In the Gregorian reform the leap year is abolished in those century years whose centuries are not exactly divisible by 400, i.e. 1700, 1800, 2100, 2200, etc. In the century years that are exactly divisible by 400, the leap years are not abolished, i.e. in 1600, 2000, 2400, etc. Aside from this “correction,” nothing has changed in relation to the Julian calendar, i.e. every fourth year (besides those mentioned above) is a leap year just as in the Julian calendar.
Why has this “correction” been made and to what has it led? Let us look at the explanation provided by Pope Gregory XIII himself in his famous papal bull Inter Gravissimas, issued on February 24, 1582. In it he says: “It has been our concern not only to restore the equinox to its erstwhile appointed place, from which it has moved approximately ten days from the time of the Nicean Council (325 A.D.), and to return to the 14th Moon is proper place, from which it currently digresses by four or five days, but also to establish means and rules by which it could be achieved that in the future the equinox and the 14th Moon would never move from their places.” It is hard to imagine that Pope Gregory XIII did not know that what he had expressed in his bull was, firstly, absolutely impossible, secondly – totally unnecessary, and thirdly – extremely detrimental.

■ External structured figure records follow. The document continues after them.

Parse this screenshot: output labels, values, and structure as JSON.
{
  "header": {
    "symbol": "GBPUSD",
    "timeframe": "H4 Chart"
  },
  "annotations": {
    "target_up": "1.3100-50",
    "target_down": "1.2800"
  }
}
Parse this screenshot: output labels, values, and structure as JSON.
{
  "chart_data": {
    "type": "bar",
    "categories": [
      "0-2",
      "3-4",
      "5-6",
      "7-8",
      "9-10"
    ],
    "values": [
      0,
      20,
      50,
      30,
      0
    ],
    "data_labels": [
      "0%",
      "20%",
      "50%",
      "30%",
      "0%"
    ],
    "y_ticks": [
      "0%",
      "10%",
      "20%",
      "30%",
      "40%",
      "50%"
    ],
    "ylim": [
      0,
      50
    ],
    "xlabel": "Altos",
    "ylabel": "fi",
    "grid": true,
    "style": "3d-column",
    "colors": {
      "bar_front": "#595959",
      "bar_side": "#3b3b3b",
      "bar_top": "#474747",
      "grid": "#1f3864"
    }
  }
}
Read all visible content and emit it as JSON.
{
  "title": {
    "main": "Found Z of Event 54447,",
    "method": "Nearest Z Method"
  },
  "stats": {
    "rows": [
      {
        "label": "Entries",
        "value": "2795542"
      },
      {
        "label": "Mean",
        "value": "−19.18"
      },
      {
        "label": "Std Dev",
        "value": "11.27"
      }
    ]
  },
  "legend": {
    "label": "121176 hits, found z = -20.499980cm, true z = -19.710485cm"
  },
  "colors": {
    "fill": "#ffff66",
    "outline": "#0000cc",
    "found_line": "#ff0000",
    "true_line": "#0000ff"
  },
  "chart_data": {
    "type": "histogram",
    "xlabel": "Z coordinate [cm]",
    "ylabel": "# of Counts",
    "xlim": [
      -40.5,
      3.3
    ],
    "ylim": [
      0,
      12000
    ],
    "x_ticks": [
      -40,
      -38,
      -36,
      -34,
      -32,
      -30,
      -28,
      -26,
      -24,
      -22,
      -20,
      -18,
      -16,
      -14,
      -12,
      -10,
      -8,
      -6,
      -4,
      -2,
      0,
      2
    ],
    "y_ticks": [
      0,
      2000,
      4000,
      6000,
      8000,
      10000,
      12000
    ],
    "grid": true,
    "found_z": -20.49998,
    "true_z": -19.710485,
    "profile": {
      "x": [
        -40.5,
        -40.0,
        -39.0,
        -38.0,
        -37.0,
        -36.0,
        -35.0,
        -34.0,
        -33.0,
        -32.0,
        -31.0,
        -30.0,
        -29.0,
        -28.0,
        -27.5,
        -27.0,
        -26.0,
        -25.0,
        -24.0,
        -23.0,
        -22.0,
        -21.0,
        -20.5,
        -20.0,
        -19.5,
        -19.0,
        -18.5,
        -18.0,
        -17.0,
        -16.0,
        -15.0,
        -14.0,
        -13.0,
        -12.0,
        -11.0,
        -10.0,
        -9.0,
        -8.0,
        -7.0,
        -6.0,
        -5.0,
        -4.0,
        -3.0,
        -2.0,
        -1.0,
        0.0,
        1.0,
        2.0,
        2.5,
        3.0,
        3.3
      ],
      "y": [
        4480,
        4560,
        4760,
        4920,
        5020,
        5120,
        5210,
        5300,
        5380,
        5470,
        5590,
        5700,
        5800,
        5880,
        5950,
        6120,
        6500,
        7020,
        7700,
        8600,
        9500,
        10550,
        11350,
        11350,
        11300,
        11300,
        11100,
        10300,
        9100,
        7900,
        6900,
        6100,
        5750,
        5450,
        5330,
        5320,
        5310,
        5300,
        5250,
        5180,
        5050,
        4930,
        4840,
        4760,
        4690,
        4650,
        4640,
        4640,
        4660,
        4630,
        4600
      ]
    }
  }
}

All the prominent scientists of those times, including the great Copernicus, decisively refused to participate in preparing this Gregorian reform. It was sufficiently clear to everyone that the length of the day, the length of the year, and the length of the month are magnitudes that do not divide among themselves exactly. That is, the result of their mutual division, or their quotient, always produces an irrational number. Therefore, one cannot speak of absolute accuracy in the matter of the calendar. And to secure something forever, to make sure, for example, that the equinox and the 14th Moon would never move from their places, is mathematically absolutely impossible. Even in the Gregorian calendar the equinox still moves a whole 24 hours in the course of every three thousand years or so.
Furthermore, no calendar has an essential value per se. Every calendar is valued only for the convenience of its applicability. A calendar’s most important value lies in its practicality and not in its abstract “accuracy.” No calendar can be “accurate,” and the accuracy of all calendars is always only relative. Fortunately, this circumstance does not prevent a calendar from being useful and applicable. The calendar which Pope Gregory decided to correct had been quite useful for more than 1,200 years, while the Pope’s “correction,” though it gave the solar calendar an extra degree of relative accuracy, made it totally unfit for use in the Church.

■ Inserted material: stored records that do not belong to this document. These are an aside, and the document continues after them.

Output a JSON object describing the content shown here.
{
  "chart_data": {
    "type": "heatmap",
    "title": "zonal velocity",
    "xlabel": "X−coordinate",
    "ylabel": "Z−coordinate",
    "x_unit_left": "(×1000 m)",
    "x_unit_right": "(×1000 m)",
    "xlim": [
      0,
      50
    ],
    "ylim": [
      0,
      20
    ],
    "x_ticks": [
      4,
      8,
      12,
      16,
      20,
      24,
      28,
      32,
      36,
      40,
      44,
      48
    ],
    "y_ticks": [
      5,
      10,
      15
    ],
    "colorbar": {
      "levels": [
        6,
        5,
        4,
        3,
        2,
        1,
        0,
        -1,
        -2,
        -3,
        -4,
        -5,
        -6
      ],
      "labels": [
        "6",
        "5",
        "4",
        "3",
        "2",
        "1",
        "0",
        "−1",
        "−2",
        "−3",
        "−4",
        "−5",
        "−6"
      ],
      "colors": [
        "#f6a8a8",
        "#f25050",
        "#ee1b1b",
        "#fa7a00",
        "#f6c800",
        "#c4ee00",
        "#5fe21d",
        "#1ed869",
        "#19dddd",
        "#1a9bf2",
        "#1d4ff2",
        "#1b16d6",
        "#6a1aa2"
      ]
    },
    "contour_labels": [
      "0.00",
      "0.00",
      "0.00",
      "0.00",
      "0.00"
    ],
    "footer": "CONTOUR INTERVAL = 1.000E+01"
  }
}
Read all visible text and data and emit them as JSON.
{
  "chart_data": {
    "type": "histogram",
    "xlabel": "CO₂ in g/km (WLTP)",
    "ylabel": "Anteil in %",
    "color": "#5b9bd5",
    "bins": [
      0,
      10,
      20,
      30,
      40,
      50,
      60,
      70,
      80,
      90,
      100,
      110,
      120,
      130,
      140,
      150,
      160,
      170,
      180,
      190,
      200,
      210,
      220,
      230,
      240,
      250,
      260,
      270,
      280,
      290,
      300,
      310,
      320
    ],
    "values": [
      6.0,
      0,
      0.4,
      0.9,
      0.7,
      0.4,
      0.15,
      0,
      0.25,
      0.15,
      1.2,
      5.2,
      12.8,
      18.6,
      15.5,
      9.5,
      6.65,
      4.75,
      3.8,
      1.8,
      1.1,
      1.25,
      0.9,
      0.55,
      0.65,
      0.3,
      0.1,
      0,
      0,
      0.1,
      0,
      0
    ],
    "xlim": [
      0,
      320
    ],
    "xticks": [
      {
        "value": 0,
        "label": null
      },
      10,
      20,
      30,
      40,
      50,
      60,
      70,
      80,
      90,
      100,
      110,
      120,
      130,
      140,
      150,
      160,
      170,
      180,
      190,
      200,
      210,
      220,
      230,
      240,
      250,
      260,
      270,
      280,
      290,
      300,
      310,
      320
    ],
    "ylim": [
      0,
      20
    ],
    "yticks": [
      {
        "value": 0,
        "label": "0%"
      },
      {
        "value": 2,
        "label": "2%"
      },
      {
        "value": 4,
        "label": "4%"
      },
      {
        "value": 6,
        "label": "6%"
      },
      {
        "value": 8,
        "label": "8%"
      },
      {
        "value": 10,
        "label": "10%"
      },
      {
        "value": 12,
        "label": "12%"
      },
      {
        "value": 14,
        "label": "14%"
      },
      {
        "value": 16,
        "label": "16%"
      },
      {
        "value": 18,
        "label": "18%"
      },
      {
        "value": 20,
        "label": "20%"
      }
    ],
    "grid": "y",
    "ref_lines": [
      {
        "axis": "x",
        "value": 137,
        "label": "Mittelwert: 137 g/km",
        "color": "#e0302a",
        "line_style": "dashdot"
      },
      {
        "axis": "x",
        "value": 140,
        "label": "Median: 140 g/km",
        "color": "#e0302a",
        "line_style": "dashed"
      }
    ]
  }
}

The question arises: what was that ancient calendar like and in what way was it useful? That calendar was and is the church calendar. It is one of the greatest achievements of ancient astronomy and one of the most glorious masterpieces of calendrical science. One must note that the church calendar is not simply the Julian calendar, and it uses the Julian solar calendar only partially in order to intertwine into a single whole, firstly – the tropical solar year, secondly – the monthly course of the moon, and thirdly – the weekly circle of days. This interweaving into a single whole of three magnitudes that are indivisible among themselves is what precisely constitutes the church calendar and is called the “Paschalion” (or paschal cycle).

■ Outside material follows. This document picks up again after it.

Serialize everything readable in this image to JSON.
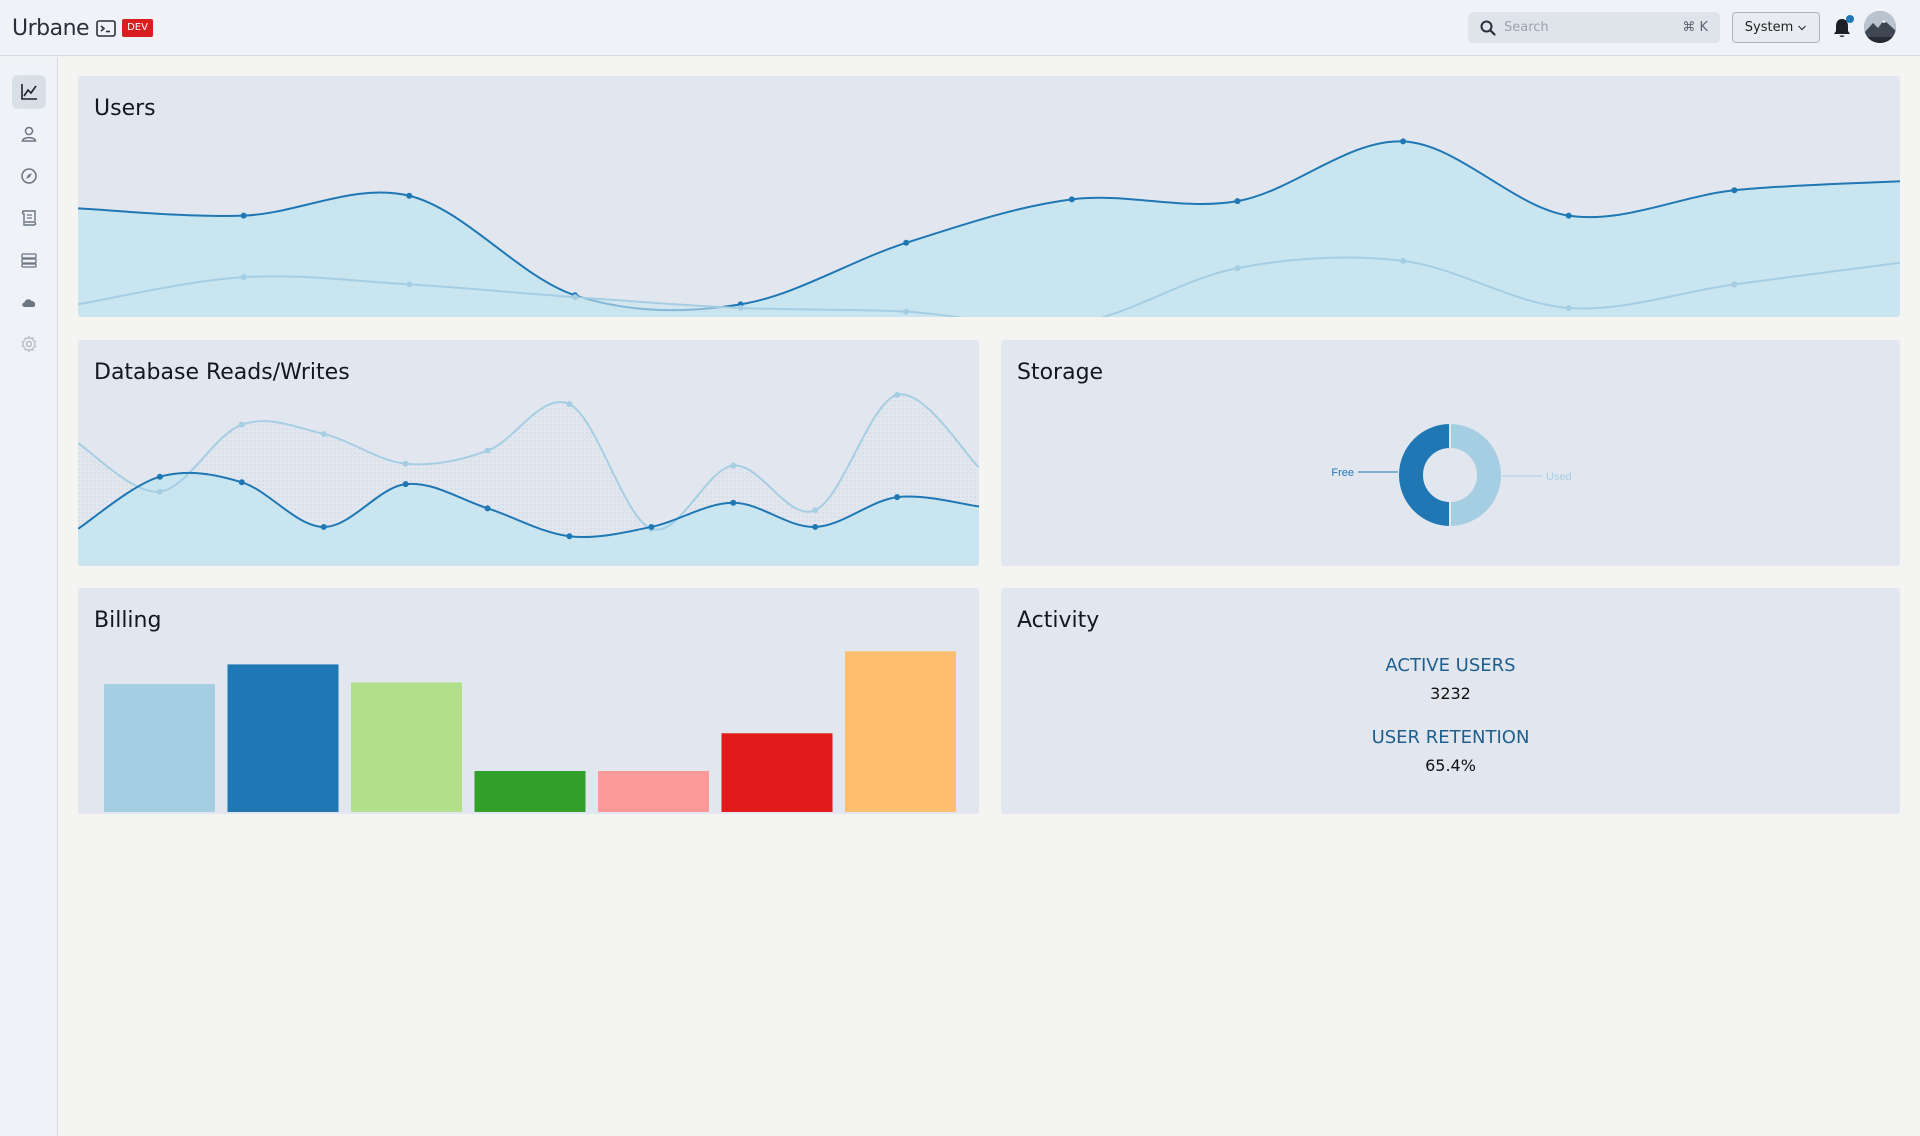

In this church calendar one cycle comprises 532 years and one such cycle is called the “Concordant Circle.” In this brilliant Concordant Circle all errors in the interrelation between the year, the month, and the day of the week are mutually cancelled out in the course of each cycle, so that at the end of one Concordant Circle and at the beginning of the next one the year, the month, the lunar phase, and the day of the week fall exactly on the same dates. In other words, every 532 years the church calendar begins anew at the same point.
From this point, where the dates of the year, the month, the lunar phase, and the day of the week coincide, the calendar once again unrolls through the course of 532 years, in order to return to the same exact point, only in a different time. This amazing cyclicity describes a wonderful spiral through time and, from the point of view of astronomy, leaves nothing better to be desired. This calendar is the only calendar that provides the opportunity for uninterrupted chronology both into the past and into the future. For this reason astronomy could never accept and will never be able to accept any other calendar, including, of course, the Gregorian one. It was, therefore, absolutely unnecessary and quite ludicrous to “correct” a calendar of such a degree of perfection.